This is a first post in an ongoing series where the BSR team sketches out their creative process. Look out for more posts in the coming weeks!
As Alexis Fedorchak pointed out in her letter from the editor (1), several articles in the latest issue of Berkeley Science Review focus on meta-science – describing many sides of being a scientist and the process of science. The cover article by Anum Azam, “The first rule of data science” (2), explores a new scientific field rising to prominence at UC Berkeley, one that can be seen as a type of meta-science itself. Data science is inherently a collaborative endeavor, bridging many areas of research and diverse sets of skills.

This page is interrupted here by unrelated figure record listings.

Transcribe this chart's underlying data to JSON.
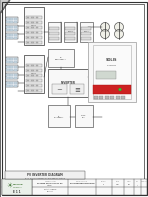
{
  "bg_color": "#ffffff",
  "page_bg": "#cccccc",
  "border_color": "#333333",
  "dark_gray": "#444444",
  "mid_gray": "#888888",
  "light_gray": "#dddddd",
  "very_light_gray": "#f5f5f5",
  "company_green": "#4a7c3f",
  "red_stripe": "#cc2222",
  "inverter_body": "#f0f0f0",
  "inverter_white": "#fafafa",
  "diagram_bg": "#ffffff",
  "panel_blue": "#b8c8d8",
  "panel_dark": "#7090a8",
  "box_fill": "#f8f8f8",
  "line_color": "#222222",
  "fold_size": 14
}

I wanted to capture this spirit of collaboration when illustrating Azam’s article. The image I chose for the title page fit the bill perfectly – the visualization by data scientist Olivier H. Beauchesne shows scientific collaborations across the world (3), based on co-authorships in the Elsevier’s Scopus database (4). Numerous connections, depicted as sweeping arcs, evoke a web that unites the world in the scientific process. When the decision was made to feature Azam’s article on the cover, I wanted to extend the theme of scientific collaboration and take it closer to home. The article describes many connections across the UC Berkeley campus, and I thought that BSR readers might want to see UC Berkeley collaborations (I certainly did!). This is how I found myself solving a data science problem to illustrate a data science article.
Finding a dataset
The first step was to find an appropriate dataset. Though co-authorships lingered on my mind, I did not have full access to the database used by Beauchesne. I went through a few alternatives: cross-linked websites on the berkeley.edu network, cross-listed classes, faculty appointments. While interesting, none of those sources of information captured collaboration explicitly. Finally, I made a fortuitous discovery – PubMed database (5) allows searches by affiliation. Just as I was dreading writing a tedious script to parse the HTML returned by a PubMed search, it turned out that I could export those search results in XML format, a much easier structure to understand and pull information from. We were in business.
I retrieved all articles published in the past 20 years (1994-2014) that listed “University of California, Berkeley” (and several variants) in the affiliations. PubMed’s listings dropped rapidly for articles before 1994, likely due to indexing problems, and twenty years seemed like a good range. I then loaded the data in my favorite exploratory tool – IPython Notebook (6), created by UC Berkeley’s own Fernando Perez and his team of pythonistas. I parsed the data using a Python library called BeautifulSoup (7). It’s a library for working with web data that I picked up from the excellent visualization blog FlowingData (8). I used it to get a list of affiliations for each article, and only kept affiliations that included UC Berkeley. That list included 3826 articles.
Cleaning the data
It was time to switch to manual cleaning. The affiliations were quite inconsistent: non-normative department names, various ways of listing affiliations for multiple authors, even misspellings of “Department.” Next time I publish a paper, I might fill out that little field more carefully. I kept articles with multiple Berkeley affiliations, including a few major independent collaborators, such as Lawrence Berkeley National Lab and Howard Hughes Medical Institute. I then loaded the affiliations for remaining 611 articles back into IPython Notebook and created a co-occurrence matrix characterizing co-authorships between programs. With the matrix in hand, it was time to make the first graphic draft.
The first draft ended up looking colorful and overwhelming. After further data cleaning and forgoing color, the graph looked more manageable. However, it was still impossible to know what it represented. To get a glimpse at the meaning behind the lines, I included the department names in the graph, resulting in the least attractive draft of all.
Designing the graphic
Satisfied that the visualization was sensible, I focused on aesthetics. The number of programs and departments was too large to encode visually. I assigned each to one of six disciplines (physical sciences, engineering, biological sciences, social sciences, math and computer sciences, and health and medicine). This may have been the hardest part of the process – many programs don’t fit into a discipline neatly – but it was a design compromise that had to be made. I encoded each discipline with a color, and the penultimate draft was born.
In the final graph, the programs are grouped by discipline. The number of interdisciplinary connections across Berkeley is truly striking, and the colorful collaboration network made for a beautiful magazine cover. The abstract visualization in print is enriched by the interactive version on the website – hover over each program’s sector, and its name is displayed. To see the interactive graphic in action, see here.
There are of course some caveats to this visualization, much like any project based on real world data. For example, PubMed articles heavily sway towards biomedical research and mathematical sciences are underrepresented. Further, affiliation lists represent multi-appointed faculty, as well as work of authors from multiple departments. But those considerations aside, it provides a fascinating view of the strength of collaboration among scientists at UC Berkeley. Throughout my time in graduate school, I’ve felt that this feature is at the core of UC Berkeley’s academics. It is inspiring to see that hunch confirmed visually.